Chemical state of Cd in apatite phosphate ores as determined by EXAFS spectroscopy

Natural apatites used in fertilizer industries often contain trace amounts of Cd, which may reach concentrations of several tens to a few hundred parts per million. Cd is not eliminated during the production of phosphate fertilizers, and its concentration in the final product can exceed environmental norms. Knowledge of the chemical state of Cd in apatite ores is a prerequisite for the design of technical processes of extraction. In the present study, Cd K-edge EXAFS spectroscopy was used to investigate the structural environment of Cd present in sedimentary apatite ores from West Africa. These apatites are fluorinated and contain goethite, quartz, and crandallite as ancillary phases detected by X-ray diffraction or EXAFS spectroscopy.

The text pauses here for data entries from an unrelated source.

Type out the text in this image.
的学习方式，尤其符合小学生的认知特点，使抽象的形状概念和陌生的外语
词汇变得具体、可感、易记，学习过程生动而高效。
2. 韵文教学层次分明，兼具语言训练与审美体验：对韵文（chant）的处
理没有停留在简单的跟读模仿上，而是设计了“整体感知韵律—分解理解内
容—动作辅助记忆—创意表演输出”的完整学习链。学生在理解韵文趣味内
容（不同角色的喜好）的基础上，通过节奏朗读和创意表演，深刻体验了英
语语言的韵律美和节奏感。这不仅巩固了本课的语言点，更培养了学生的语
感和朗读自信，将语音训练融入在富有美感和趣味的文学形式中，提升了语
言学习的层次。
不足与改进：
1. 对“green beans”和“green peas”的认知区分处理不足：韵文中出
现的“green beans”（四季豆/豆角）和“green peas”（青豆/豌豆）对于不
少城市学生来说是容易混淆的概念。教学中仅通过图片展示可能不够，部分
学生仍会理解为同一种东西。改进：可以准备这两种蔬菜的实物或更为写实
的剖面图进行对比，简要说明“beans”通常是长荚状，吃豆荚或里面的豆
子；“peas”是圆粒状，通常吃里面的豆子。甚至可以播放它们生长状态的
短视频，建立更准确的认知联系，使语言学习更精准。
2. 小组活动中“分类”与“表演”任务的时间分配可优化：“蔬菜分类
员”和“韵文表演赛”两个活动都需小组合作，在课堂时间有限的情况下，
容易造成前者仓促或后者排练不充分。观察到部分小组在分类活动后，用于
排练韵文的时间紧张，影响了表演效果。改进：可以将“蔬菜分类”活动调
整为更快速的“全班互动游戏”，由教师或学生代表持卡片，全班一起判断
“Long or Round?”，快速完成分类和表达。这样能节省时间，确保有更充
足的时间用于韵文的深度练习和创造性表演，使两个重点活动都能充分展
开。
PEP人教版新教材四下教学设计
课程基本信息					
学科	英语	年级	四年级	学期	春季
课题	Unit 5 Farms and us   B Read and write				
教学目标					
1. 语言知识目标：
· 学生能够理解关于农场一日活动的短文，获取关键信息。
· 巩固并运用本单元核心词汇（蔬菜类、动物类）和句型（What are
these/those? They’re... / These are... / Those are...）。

Cd K-edge EXAFS spectra for two natural samples were analyzed and compared with those for Cd-containing reference minerals, including hydroxylapatite, goethite, otavite, and crandallite. A good spectral resemblance was observed between natural products and synthetic apatite containing small amounts of Cd. This spectral likeness indicates that the majority of Cd atoms are diluted in the apatitic framework and do not form Cd10(PO4)6(OH,F)2clusters. This finding was confirmed by quantitative analysis of the EXAFS spectra, which indicated that Cd atoms are surrounded by nearest 0 atoms at 2.33 Å, next-nearest P atoms at ~3.53 Å, and a third-nearest shell of Ca atoms at ~4.02 Å. A comparison of these data with those obtained for synthetic apatites allowed us to assess that Cd occupies both Ca crystallographic sites with a slight preference for the Ca2 site.